Growing up in New England, there's tons of stuff here that's at least a century or two old. It's still kind of humbling to think of buildings that were around for hundreds of years before that, but not necessarily so much foreign. Especially here, because of the correction albino pointed out. I mean we preserved everywhere George Washington ate, slept, or blew his nose.

No points for the reference.

Commander Obvious:
France has really improved it's frame rate and resolution since 1790.

Maybe it was a resolution revolution.

The old guard felt that it was more cinematic that way.

I um... I feel like these pictures didn't really line up... was that just me? Like I appreciate what they were trying to do here, but 4 out of 14 of these were really interesting... like maybe a side by side would have been more useful...

Those are pretty spectacular locations, and there is no denying the art team made a great work...

Which kinds of makes it worst that Ubisoft (a french company) wasted such a cool location as revolutionary Paris is a game like Unity.

Some of these look pretty great, others (like 9), should have gone with a side by side comparison as the game photo is covering too much of the real scene to actually compare anything.

Paris IRL has barely any glitches and most of the residents have fully featured faces

Excellent attention to detail. Pity that didn't extend to changing some of the player models to match half of the demographic back then (or even now) too.

Commander Obvious:
France has really improved it's frame rate and resolution since 1790.

Maybe it was a resolution revolution.

This made me laugh harder than it should have.

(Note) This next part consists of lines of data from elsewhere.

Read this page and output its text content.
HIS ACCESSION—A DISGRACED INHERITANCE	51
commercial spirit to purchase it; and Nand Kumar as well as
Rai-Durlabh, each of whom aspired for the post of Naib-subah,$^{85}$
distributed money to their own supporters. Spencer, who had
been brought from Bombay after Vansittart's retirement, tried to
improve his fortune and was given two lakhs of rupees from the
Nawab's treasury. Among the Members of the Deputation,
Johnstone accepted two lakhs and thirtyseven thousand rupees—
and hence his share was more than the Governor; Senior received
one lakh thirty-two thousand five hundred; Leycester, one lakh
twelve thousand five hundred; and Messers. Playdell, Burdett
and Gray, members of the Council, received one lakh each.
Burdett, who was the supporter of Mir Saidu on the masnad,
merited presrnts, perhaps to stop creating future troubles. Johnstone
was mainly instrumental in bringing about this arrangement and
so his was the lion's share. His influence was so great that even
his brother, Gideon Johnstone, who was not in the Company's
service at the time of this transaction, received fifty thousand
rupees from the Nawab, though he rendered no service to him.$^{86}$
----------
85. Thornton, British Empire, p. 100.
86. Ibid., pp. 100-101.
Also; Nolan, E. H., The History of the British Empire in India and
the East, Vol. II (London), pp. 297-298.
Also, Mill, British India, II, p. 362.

OT: One thing that AC games have always done really well IMO is exactly what these pictures are showing: they build believable worlds that line up very nicely with history. Obviously they're not perfect, but they do it pretty well. That's why I kind of hope they never have a futuristic one. It might lose the only magic it has left. I'm still passing on this one, I tend to only buy one of these games every few years. The last one I played before IV was II.

That's great and all, but how about the gameplay. You know, the game part?

Grey_Area:
Excellent attention to detail. Pity that didn't extend to changing some of the player models to match half of the demographic back then (or even now) too.

Or to making sure that the faces of the models showed up, or that you weren't randomly eaten by the ground and spit into Blue Hell, or the collision/parkour mechanics, or....

Flunk:
That's great and all, but how about the gameplay. You know, the game part?

Poor gameplay feels more cinematic. I mean, think about the best movies. How many of them have great gameplay?